Enghouse Interactive has received information about a vulnerability in Log4j that was classified as critical by many security institutions. This page discusses the impact of the Enghouse Products. The vulnerability is registered under CVE-2021-44228.
Affected
Enghouse BI Pro
| Impact | Recommendation | Required action |
| The vulnerability can only be exploited by an authenticated and named user that has the proper privileges. No attack vectors are open from outside the application. | Install hot fix | Install hot fix script available on PartnerPortal: (log4j hotfix) |
Enghouse Quality Management Suite (QMS)
| Impact | Recommendation | Required action |
| QMS installations that utilise the 3rd party full-text indexing service, Solr, are affected by the CVE-2021-44228 vulnerability. | Follow recommendations on Solr website | See: https://solr.apache.org/security.html#apachesolr-affected-by-apache-log4j-cve-2021-44228 |
Enghouse Vidyo
| Product affected | Recommendation | Required action |
| VidyoPortal version 21.4.x or earlier | Enghouse Vidyo has released a security patch to the VidyoPortal to mitigate this risk on the VidyoPortal. | Update link: https://support.vidyocloud.com |
Eptica
| Product affected | Recommendation | Required action |
| Engagement Suite version 9.6 | A vulnerability may be present in a third-party component called ElasticSearch. | None.
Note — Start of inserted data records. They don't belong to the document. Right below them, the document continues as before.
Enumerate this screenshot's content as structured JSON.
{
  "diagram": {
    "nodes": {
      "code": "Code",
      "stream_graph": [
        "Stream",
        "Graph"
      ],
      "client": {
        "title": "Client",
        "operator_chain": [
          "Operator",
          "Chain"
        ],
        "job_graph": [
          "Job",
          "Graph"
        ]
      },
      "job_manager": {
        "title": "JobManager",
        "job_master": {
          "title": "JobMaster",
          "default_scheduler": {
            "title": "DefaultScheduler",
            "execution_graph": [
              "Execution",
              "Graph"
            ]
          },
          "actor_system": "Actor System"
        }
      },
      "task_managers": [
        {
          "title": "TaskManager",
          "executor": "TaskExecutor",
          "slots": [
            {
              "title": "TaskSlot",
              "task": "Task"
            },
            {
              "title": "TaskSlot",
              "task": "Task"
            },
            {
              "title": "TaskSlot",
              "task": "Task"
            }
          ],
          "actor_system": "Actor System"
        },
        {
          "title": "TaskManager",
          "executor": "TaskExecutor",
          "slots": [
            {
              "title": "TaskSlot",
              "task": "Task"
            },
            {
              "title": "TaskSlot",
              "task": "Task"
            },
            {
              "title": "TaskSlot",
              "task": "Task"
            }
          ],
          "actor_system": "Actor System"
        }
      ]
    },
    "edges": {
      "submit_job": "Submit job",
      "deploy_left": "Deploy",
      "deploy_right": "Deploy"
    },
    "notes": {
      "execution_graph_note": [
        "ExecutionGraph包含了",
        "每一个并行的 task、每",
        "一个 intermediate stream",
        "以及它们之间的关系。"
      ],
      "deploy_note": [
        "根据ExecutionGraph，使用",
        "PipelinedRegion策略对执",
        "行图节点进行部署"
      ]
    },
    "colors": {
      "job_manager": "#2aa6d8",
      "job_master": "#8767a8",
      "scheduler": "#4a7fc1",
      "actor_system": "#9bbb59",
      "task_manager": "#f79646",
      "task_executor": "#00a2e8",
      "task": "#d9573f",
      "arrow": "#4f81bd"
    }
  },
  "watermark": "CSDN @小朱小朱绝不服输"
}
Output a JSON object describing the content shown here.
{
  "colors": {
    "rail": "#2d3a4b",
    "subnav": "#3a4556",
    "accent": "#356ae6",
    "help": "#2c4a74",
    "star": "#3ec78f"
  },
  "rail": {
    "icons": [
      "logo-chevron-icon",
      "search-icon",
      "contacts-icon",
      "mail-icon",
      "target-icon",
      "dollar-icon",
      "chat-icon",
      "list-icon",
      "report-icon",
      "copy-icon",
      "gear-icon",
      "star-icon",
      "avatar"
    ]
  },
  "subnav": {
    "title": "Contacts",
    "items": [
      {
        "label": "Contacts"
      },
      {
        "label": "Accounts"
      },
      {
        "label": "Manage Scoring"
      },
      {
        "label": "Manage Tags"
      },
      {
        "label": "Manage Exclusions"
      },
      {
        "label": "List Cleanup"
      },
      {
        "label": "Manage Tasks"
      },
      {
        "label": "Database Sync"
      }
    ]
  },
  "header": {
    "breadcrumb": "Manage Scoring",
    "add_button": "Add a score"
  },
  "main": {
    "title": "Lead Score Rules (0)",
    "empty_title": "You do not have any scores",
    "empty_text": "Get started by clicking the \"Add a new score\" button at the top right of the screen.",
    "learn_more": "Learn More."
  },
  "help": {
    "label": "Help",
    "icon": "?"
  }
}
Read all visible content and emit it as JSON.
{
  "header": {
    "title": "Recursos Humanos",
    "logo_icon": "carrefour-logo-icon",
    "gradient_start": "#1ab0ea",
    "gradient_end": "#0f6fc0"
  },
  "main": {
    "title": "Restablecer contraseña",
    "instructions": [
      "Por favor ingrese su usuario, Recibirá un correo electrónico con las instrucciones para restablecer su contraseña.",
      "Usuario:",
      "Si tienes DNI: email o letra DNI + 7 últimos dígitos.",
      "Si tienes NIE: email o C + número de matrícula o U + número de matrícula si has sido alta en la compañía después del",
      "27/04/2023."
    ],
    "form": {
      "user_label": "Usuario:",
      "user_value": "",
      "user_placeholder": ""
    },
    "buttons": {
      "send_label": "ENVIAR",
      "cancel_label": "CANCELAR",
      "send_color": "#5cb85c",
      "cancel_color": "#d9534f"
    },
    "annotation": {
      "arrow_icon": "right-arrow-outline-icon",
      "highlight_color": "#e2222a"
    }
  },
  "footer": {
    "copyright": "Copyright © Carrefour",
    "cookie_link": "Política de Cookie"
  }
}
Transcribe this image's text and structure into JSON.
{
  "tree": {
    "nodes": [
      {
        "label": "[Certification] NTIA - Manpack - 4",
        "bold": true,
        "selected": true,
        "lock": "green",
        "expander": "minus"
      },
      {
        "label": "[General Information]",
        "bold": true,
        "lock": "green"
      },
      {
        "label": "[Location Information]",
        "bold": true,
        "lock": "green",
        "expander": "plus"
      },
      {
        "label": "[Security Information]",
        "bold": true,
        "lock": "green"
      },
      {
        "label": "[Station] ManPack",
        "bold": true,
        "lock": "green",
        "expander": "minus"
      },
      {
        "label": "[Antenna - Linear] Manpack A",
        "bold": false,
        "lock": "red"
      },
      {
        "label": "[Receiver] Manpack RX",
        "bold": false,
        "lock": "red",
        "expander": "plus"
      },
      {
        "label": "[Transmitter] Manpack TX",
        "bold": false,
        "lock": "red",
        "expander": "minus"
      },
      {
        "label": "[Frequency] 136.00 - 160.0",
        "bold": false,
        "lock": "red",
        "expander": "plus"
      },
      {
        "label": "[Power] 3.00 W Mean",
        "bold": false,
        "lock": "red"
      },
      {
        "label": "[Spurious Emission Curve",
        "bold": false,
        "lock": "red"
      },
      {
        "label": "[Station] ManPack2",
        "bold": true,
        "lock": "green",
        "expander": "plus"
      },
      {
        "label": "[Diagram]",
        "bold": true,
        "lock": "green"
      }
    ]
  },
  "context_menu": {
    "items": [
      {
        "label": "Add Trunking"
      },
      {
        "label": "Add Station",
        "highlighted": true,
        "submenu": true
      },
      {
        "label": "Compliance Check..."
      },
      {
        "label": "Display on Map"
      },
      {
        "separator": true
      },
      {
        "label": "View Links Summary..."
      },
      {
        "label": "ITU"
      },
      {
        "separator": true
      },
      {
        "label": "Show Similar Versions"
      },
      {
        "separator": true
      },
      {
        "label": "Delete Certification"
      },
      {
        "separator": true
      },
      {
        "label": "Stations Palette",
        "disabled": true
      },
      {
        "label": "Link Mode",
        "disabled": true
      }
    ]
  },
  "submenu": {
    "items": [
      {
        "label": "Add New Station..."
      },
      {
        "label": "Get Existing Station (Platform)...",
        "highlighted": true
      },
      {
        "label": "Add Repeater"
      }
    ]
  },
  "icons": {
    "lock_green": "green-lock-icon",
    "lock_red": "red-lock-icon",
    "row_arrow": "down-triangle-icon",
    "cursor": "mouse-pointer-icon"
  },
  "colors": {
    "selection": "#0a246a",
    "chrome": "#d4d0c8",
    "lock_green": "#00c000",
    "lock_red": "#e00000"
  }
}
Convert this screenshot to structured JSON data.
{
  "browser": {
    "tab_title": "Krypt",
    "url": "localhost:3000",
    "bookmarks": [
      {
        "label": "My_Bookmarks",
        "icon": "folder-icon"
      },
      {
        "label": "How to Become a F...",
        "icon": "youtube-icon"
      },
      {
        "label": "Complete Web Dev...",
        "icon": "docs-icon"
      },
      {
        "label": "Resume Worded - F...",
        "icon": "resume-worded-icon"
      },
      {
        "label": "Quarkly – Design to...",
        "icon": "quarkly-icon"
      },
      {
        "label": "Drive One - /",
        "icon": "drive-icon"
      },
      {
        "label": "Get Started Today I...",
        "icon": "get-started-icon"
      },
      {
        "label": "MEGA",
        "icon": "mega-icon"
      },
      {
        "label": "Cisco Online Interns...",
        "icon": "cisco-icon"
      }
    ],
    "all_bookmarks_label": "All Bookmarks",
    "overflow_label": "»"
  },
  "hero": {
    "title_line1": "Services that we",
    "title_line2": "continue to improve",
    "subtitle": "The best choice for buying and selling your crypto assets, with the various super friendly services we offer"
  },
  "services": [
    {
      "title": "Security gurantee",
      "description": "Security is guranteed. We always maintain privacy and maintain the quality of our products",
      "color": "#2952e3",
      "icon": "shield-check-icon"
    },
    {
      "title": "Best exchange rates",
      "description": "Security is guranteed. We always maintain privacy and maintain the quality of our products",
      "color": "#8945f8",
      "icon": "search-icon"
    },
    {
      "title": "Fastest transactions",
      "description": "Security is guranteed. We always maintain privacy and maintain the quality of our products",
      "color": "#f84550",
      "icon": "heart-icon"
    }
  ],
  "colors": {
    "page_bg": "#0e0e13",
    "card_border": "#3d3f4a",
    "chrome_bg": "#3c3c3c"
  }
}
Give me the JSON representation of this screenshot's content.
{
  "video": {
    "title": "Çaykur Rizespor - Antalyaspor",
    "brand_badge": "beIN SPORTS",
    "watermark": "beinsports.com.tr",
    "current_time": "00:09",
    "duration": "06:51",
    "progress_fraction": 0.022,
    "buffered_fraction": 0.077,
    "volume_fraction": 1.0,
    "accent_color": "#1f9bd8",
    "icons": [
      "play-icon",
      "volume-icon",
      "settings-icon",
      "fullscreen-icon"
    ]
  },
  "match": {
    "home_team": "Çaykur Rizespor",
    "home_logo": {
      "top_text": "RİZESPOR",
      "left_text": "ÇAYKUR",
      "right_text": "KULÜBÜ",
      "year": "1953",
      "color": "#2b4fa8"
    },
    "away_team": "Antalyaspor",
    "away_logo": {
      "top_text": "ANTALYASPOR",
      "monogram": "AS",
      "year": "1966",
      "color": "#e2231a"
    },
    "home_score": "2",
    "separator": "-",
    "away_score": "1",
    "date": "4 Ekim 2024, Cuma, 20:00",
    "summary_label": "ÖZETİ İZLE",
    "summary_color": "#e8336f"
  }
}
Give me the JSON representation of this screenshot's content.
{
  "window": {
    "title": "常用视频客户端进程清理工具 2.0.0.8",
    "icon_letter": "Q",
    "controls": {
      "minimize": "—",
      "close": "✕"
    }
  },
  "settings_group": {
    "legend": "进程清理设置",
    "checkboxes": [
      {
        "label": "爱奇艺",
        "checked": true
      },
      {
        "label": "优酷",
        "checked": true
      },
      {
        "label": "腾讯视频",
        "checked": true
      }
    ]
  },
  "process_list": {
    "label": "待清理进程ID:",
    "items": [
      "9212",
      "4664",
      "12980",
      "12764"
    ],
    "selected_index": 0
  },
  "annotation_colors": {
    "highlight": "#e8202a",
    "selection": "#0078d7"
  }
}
This component is not exposed on the internet, so there was no impact. Nevertheless, we applied a precautionary setting from Friday December 10 in the evening in order to secure this component on all our hosted instances. More info… |
Not affected
- Arc Pro
- Altitude
- Contact Center Enterprise (CCE)
- Communications Center (CC)
- Communications Portal (CP)
- Communications Portal (CP) and IVR DT
- CRM Connect
- CTI Connect
- Elsbeth
- Enghouse BI Lite
- Enghouse CCaaS
- Enghouse CCSP
- Enghouse Intuition Advanced Console (EIAC)
- Enghouse Trio Enterprise And Vision 80/20
- IVR Development Toolkit (IVR DT)
- Pro
- Vocal Coach
Please note that the above are often integrated into the wider business environment. All business applications that are integrated with the above should be verified separately against this vulnerability.